I precedenti cinematografici ovviamente non mancano, basti pensare al cult "Tron" negli anni '80, a "Il Tagliaerbe" o al flop gibsoniano "Johnny Mnemonic" nel 1995. In televisione, i telefilm con tematiche fantascientifiche a base di VR sono all'ordine del giorno e la letteratura cyberpunk muta forma per adattarsi a questo nuovo stato delle cose, ossia l'esistenza di mondi fittizi e di Internet visto come un vero e proprio cyber-spazio, come preconizzato da William Gibson in "Neuromante" nel decennio precedente.
Non è un caso che nello stesso anno di "eXistenZ" escano altri due film che affrontano la tematica di petto, ossia "Matrix" e "Il Tredicesimo Piano". Se il primo non ha bisogno di presentazioni e ha fatto della linea di demarcazione tra realtà effettiva e finzione un punto di trama essenziale, nel secondo la distinzione tra i piani del reale è volatile, come nella narrativa dickiana e nella filmografia dello stesso Cronenberg, in "eXistenZ" come in "Videodrome".

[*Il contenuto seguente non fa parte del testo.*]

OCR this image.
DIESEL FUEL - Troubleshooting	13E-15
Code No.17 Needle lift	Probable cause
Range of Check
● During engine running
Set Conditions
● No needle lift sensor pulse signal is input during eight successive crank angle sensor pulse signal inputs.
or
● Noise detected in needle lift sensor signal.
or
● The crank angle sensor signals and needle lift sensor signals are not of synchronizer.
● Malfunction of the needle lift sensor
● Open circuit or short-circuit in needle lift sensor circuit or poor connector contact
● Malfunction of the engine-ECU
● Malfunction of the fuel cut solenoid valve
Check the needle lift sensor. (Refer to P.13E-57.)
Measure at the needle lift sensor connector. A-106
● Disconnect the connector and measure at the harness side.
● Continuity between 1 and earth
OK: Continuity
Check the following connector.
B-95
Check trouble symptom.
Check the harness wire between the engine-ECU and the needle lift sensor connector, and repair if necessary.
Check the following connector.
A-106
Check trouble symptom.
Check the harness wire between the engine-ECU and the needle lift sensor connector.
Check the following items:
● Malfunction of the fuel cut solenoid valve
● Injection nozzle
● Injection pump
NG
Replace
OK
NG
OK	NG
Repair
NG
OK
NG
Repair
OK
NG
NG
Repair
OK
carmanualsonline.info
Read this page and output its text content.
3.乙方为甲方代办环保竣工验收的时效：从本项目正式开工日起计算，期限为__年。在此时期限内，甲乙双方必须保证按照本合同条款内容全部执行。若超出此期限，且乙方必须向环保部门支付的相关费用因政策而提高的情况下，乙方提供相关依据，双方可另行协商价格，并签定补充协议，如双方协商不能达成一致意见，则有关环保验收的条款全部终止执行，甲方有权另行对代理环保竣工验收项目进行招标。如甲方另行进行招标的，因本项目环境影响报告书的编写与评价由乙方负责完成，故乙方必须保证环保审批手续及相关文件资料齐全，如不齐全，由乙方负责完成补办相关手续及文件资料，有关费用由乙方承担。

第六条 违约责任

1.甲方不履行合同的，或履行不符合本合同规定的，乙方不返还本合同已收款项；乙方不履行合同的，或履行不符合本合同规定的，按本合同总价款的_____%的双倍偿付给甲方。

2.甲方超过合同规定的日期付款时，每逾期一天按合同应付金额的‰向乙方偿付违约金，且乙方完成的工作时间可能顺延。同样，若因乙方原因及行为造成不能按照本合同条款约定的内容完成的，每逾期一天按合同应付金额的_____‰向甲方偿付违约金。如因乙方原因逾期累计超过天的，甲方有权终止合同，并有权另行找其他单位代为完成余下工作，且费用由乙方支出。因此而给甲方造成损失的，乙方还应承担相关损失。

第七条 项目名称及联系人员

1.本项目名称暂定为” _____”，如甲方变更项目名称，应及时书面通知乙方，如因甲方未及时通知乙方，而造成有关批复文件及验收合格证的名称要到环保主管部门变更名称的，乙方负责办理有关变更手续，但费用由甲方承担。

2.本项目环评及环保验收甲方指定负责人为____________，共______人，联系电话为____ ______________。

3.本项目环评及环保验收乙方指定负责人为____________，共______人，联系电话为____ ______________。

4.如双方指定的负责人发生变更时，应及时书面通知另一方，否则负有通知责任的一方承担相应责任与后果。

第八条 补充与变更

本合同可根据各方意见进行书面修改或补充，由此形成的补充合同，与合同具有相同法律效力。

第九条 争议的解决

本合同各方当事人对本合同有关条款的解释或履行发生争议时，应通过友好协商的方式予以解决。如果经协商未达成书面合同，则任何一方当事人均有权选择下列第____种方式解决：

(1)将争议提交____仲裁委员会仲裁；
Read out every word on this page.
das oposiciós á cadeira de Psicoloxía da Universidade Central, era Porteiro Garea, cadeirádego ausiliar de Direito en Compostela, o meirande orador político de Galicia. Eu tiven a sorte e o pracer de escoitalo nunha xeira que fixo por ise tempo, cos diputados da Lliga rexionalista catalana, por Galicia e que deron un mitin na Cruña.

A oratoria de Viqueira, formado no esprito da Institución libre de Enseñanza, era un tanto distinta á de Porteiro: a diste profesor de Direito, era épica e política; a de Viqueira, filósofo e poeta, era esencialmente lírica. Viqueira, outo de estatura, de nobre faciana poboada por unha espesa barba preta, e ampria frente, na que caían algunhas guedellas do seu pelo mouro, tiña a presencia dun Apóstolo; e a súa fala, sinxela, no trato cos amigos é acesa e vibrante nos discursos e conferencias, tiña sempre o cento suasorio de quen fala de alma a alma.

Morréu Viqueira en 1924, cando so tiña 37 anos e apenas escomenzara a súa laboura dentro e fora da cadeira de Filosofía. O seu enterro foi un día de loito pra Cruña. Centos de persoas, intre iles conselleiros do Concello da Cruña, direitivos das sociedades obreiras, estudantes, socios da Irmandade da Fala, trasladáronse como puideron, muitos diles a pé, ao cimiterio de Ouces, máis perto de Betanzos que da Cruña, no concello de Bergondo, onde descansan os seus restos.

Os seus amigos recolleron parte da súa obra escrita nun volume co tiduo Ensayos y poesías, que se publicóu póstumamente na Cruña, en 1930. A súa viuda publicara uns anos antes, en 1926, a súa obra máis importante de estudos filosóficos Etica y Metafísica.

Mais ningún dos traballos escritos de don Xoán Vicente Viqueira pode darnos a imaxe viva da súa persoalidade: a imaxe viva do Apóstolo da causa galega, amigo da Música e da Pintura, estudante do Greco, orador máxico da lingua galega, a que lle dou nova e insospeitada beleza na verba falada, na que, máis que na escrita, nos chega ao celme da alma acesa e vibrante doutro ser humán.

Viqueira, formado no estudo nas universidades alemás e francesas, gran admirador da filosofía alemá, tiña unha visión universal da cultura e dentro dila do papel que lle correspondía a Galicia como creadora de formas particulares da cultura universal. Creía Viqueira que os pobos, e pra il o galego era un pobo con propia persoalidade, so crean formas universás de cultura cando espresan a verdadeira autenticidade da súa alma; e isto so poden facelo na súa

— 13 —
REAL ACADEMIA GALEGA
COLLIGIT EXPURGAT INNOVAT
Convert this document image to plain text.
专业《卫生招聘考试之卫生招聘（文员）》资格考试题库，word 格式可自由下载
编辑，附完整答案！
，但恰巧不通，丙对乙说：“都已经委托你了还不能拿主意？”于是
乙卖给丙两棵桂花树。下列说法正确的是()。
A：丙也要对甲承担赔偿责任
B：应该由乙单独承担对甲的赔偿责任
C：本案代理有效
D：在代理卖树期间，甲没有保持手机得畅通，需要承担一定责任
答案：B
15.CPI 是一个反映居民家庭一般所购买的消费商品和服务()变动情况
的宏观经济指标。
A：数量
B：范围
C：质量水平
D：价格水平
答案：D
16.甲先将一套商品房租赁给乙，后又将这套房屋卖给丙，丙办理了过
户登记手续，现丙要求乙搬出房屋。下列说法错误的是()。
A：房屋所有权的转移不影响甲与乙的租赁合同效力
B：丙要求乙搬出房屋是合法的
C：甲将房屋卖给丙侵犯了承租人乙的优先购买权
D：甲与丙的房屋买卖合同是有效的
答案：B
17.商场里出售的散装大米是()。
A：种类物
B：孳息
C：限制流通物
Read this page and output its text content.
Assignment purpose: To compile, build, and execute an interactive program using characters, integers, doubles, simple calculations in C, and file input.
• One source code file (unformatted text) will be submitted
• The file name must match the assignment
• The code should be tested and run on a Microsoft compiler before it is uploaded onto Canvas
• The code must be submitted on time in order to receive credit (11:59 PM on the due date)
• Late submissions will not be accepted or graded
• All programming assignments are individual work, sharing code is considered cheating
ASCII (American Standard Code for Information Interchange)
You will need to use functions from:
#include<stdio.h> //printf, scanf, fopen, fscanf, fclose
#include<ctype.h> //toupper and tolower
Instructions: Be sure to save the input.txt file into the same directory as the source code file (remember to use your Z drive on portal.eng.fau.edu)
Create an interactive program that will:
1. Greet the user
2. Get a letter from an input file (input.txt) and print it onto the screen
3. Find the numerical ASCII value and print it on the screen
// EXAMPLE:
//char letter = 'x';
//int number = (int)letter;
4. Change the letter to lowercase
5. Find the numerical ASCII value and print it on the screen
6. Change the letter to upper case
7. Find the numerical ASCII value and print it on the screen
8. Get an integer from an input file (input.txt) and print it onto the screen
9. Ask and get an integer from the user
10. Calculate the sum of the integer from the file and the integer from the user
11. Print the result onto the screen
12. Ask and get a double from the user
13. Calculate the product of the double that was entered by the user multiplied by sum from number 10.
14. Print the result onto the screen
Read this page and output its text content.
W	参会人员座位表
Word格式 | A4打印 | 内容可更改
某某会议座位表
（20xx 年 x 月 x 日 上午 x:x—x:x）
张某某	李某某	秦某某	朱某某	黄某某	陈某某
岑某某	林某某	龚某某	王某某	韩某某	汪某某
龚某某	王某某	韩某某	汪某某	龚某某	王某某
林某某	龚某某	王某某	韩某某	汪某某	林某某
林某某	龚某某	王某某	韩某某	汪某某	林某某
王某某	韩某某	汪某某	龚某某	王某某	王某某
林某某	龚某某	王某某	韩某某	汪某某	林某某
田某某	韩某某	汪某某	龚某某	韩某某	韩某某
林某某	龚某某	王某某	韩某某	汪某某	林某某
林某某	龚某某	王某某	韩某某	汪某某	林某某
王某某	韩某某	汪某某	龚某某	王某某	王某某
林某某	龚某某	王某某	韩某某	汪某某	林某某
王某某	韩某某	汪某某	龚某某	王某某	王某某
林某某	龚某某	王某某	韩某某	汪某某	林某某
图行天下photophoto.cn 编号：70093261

David Cronenberg, dal canto suo, arriva alla produzione di "eXistenZ" in maniera non proprio diretta. La fonte di ispirazione che lo ha portato a scrivere la sceneggiatura (la prima curata in solitaria proprio dai tempi di "Videodrome") è in apparenza lontana dalla tematica dell'interconnessione tra realtà effettiva e virtuale e si riconnette direttamente alla sola storia della protagonista Allegra Geller, ossia la storia della persecuzione di Salman Rushdie.
Autore iraniano, Rushdie sale all'onore delle cronache quando nel 1988 scrive il romanzo "Versi Satanici", storia di un due musulmani indiani che scampano miracolosamente ad un incidente aereo. La descrizione che lo scrittore fa della religione musulmana, in particolare del profeta Maometto, lo porta però all'ostilità dei connazionali, tanto che l'ayatollah Khomeyni lo investe con una fatwa per bestemmia, il che lo rende oggetto di continue minacce di morte da parte del mondo islamico.
Il tema principale, quindi, è quello di un creatore perseguitato a causa dell'efferatezza della sua creatura, un qualcosa di talmente alieno e alienante da suscitare le paure e le ire del pubblico.
Il che si unisce ad una seconda fonte di ispirazione, esplicitata nel film grazie ad un easter egg, ossia la seminale letteratura di Philip K. Dick.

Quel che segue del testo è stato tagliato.